New state Supreme Court justice has unique connection to North Olympic Peninsula | Peninsula Daily News (original) (raw)
PORT ANGELES — King County Superior Court Judge Steve Gonzalez, appointed last week by Gov. Chris Gregoire to serve as one of nine justices on the state Supreme Court beginning in January, has a connection to the North Olympic Peninsula through one of the nation’s most high-profile terrorism cases.
From 1997 to 2002, Gonzalez, now 48, was an assistant U.S. attorney in the state’s Western District.
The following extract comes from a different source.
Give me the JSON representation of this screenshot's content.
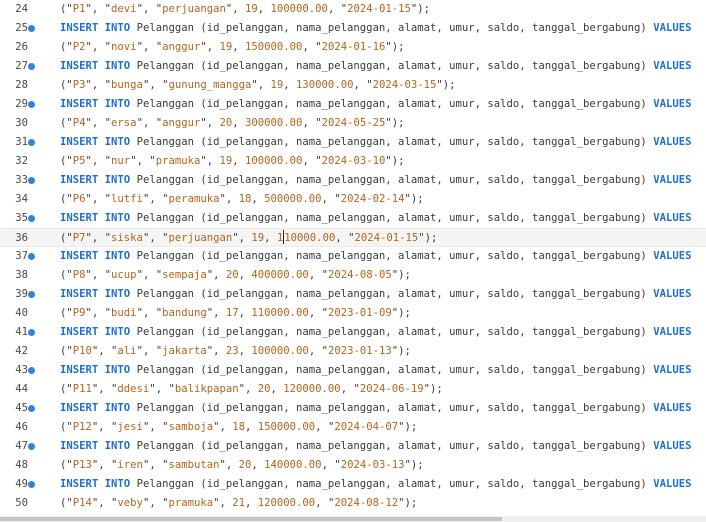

Assigned to the major crimes division, his work included the case of U.S. v. Ressam, in which so-called “Millennium bomber” Ahmed Ressam, an Algerian-born member of al-Qaida, was tried after being captured in Port Angeles in 1999.
He drove off the MV Coho ferry from Victoria in a rental car loaded with explosives.
Ressam, who intended to set off a bomb at the Los Angeles International Airport on the eve of the Millennium 2000 celebrations, was convicted in April 2001 and sentenced to 22 years in prison.
Gonzalez gave the prosecution’s opening statement and examined nearly 70 witnesses.
Andrew Hamilton, a King County deputy prosecutor and former federal attorney who worked on the case, said that Gonzalez “had a total command of the facts of this case, better than anybody else.”
The 9th U.S. Circuit Court of Appeals is now considering whether the 22-year prison sentence imposed on Ressam by a federal judge in Seattle was adequate.
Last year, a divided three-judge panel of the court voted to reject the sentence imposed — for the second time — after the government appealed, saying the sentence was too lenient.